Anggota Komisi III DPR RI, Nasir Djamil mengingatkan Densus 88 agar tidak sewenang-wenang, serta mengedepankan hukum, keadilan, dan transparansi dalam hal penangkapan terhadap tiga orang pendakwah tersebut. “Sebagai legislator Komisi Hukum DPR RI, saya berkewajiban mengingatkan Densus 88 agar perlindungan dan pemenuhan hak asasi manusia harus tetap diberikan selama mereka ditahan. Dengan kata lain, hak-hak mereka harus dipenuhi,” ujar Nasir dalam keterangan tertulisnya, Selasa (16/11/2021).
Legilator dapil Aceh ini meminta Densus 88 memberikan penjelasan yang transparan atas penangkapan tersebut. Nasir yang juga turut menjadi anggota Pansus RUU Terorisme, menjelaskan bahwa pasal 28 ayat (1) UU 5/2018 memang memberikan hak kepada penyidik untuk melakukan penangkapan terhadap setiap orang yang diduga melakukan tindak pidana terorisme.
Namun Dia mengingatkan selama dalam penahanan dan proses penyelidikan, Densus 88 wajib menghormati hak asasi ketiga ustad tersebut.
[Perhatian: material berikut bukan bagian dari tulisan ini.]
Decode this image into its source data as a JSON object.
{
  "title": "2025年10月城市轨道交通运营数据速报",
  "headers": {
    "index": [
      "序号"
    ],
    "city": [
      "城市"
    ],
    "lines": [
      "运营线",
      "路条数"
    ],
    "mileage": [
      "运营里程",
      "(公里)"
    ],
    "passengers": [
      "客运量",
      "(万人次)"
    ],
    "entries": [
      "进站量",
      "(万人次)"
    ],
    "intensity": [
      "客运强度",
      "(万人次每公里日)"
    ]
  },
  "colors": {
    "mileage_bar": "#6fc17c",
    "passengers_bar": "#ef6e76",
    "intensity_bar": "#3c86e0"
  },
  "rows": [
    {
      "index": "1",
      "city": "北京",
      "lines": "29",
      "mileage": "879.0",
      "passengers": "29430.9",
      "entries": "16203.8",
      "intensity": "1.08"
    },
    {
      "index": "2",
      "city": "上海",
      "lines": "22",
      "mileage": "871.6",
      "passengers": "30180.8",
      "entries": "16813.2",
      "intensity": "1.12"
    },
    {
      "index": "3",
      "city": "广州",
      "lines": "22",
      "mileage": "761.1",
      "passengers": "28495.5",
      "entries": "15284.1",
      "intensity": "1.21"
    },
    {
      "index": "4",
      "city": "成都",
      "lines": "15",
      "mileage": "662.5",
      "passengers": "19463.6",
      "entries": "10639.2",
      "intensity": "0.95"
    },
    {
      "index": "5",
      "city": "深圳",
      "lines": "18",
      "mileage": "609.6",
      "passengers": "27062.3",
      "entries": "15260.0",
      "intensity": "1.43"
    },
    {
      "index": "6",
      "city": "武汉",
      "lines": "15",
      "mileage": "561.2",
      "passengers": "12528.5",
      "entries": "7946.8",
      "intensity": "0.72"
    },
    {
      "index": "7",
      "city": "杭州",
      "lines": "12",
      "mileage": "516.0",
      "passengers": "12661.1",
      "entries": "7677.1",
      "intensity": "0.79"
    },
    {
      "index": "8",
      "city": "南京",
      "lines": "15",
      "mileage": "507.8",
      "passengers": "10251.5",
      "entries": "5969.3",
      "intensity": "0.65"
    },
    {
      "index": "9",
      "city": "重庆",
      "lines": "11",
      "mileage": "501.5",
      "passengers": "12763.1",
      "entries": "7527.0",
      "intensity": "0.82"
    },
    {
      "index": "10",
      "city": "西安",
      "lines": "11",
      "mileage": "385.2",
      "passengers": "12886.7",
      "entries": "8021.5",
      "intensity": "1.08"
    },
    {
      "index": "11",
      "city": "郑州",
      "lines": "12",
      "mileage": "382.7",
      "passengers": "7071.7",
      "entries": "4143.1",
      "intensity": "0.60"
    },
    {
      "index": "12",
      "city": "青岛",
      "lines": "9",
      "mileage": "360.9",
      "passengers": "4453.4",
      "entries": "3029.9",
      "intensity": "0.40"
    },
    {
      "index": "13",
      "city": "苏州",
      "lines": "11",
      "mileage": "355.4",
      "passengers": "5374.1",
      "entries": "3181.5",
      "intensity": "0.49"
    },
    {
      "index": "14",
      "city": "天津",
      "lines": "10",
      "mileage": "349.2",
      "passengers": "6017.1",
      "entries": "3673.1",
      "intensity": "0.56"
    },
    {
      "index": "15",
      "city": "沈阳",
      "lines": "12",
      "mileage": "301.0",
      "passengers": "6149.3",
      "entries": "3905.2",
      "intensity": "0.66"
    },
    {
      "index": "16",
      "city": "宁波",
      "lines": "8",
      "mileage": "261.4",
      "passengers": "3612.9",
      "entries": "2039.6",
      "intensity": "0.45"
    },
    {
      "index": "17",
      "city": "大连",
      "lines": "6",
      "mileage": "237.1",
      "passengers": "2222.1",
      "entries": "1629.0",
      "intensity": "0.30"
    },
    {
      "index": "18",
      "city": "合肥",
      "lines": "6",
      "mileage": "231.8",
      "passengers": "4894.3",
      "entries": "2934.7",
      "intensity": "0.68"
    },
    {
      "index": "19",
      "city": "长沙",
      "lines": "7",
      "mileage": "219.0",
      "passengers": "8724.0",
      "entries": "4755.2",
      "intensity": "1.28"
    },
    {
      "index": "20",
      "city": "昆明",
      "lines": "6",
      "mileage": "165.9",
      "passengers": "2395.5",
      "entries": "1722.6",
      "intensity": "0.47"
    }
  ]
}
Ini rohnya UU 5/2018. Lebih lanjut, kepada Densus 88, TNI dan Polri dan Pemerintah, Politisi PKS ini menyerukan agar dalam menanggulangi terorisme juga mempertimbangkan faktor objektifitas.
Menurutnya hal ini penting dilakukan agar jangan terkesan Densus 88 yang pernah ditantang oleh organisasi teroris KKB Papua, malah sepertinya hanya menyasar ustadz, dai muslim, hal itu terkesan tebang pilih dan cenderung menyudutkan umat Islam.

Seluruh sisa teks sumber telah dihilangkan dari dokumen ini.